Last class we started looking at time series. First we looked into the trends that a time series can have and built up to autocorrilation.
For class we used the airpass dataset to practice.
library(faraway)
## Warning: package 'faraway' was built under R version 3.4.4
data(airpass)
attach(airpass)
A small thing we learned was how to plot a time seriese with lines connecting all the datapoints.
plot(pass ~ year, type = "l") #type = "l" plots them with a line
We used this to determine to what degree polynomial we should make our model. If the graph has more than 1 point of inflection, you should use at least a second degree model.
The graph above shows that we may find a good model that is less than a second degree.
mod <- lm(pass ~ year)
summary(mod)
##
## Call:
## lm(formula = pass ~ year)
##
## Residuals:
## Min 1Q Median 3Q Max
## -93.858 -30.727 -5.757 24.489 164.999
##
## Coefficients:
## Estimate Std. Error t value Pr(>|t|)
## (Intercept) -1474.771 61.106 -24.14 <2e-16 ***
## year 31.886 1.108 28.78 <2e-16 ***
## ---
## Signif. codes: 0 '***' 0.001 '**' 0.01 '*' 0.05 '.' 0.1 ' ' 1
##
## Residual standard error: 46.06 on 142 degrees of freedom
## Multiple R-squared: 0.8536, Adjusted R-squared: 0.8526
## F-statistic: 828.2 on 1 and 142 DF, p-value: < 2.2e-16
plot(mod)
mod2 <- lm(pass ~ year + I(year^2))
summary(mod2)
##
## Call:
## lm(formula = pass ~ year + I(year^2))
##
## Residuals:
## Min 1Q Median 3Q Max
## -100.353 -27.339 -7.442 21.603 146.116
##
## Coefficients:
## Estimate Std.

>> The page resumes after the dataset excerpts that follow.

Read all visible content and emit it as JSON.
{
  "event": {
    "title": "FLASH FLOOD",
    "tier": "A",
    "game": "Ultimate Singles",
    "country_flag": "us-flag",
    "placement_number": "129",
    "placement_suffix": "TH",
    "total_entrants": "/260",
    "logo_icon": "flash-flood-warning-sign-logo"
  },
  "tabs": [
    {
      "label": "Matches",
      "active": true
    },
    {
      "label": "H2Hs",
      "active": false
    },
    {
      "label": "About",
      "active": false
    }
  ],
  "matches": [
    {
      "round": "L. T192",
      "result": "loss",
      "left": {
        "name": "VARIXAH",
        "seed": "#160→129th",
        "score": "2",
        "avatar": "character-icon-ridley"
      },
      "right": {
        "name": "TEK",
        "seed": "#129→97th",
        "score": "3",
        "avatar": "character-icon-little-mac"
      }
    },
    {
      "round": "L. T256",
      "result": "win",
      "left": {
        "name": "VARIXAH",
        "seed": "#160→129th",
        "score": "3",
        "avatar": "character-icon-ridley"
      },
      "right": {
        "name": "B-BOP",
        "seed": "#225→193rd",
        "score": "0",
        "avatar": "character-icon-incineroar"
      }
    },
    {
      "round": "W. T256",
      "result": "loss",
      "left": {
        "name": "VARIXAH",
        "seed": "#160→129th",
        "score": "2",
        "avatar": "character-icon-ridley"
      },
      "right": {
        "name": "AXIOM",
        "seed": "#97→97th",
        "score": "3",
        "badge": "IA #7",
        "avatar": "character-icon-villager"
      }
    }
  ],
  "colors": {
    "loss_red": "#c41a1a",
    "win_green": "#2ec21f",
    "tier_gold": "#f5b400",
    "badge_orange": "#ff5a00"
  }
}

Error t value Pr(>|t|)
## (Intercept) 1570.5174 1053.9017 1.490 0.13841
## year -79.2078 38.4007 -2.063 0.04098 *
## I(year^2) 1.0092 0.3487 2.894 0.00441 **
## ---
## Signif. codes: 0 '***' 0.001 '**' 0.01 '*' 0.05 '.' 0.1 ' ' 1
##
## Residual standard error: 44.91 on 141 degrees of freedom
## Multiple R-squared: 0.8618, Adjusted R-squared: 0.8599
## F-statistic: 439.8 on 2 and 141 DF, p-value: < 2.2e-16
plot(mod2)
anova(mod,mod2)
## Analysis of Variance Table
##
## Model 1: pass ~ year
## Model 2: pass ~ year + I(year^2)
## Res.Df RSS Df Sum of Sq F Pr(>F)
## 1 142 301219
## 2 141 284328 1 16891 8.3762 0.004407 **
## ---
## Signif. codes: 0 '***' 0.001 '**' 0.01 '*' 0.05 '.' 0.1 ' ' 1
In this case we use summary to figure out if the model is significant at all and plot to give us a visual of it.
Anova is used to determine if we should use the smaller model, or the larger model.
The small p-value from the anova test shows us that we should use the larger more complicated model.
If we were to use this to predict somehting, we would use the following lines.
coef(mod2) %*% c(1,62,62^2)
## [,1]
## [1,] 538.9268
The last thing we covered in class was autocorrilation. Autocorrilation is the corrilation of residuals. Positive autocorrilation means that the residuals down swap from positive to negative often, (and vice versa) while negative autocorrilation is when the residuals swap from being negative to possitive. (and vice versa)
One way of detecting this is through the use of durbin watson statistic. To compute this we use the following lines of code.
library(lmtest)
## Warning: package 'lmtest' was built under R version 3.4.4
## Loading required package: zoo
## Warning: package 'zoo' was built under R version 3.4.4
##
## Attaching package: 'zoo'
## The following objects are masked from 'package:base':
##
## as.Date, as.Date.numeric
dwtest(mod2,alternative="two.sided")
##
## Durbin-Watson test
##
## data: mod2
## DW = 0.56939, p-value < 2.2e-16
## alternative hypothesis: true autocorrelation is not 0
And this shows that there is an autocorrelation.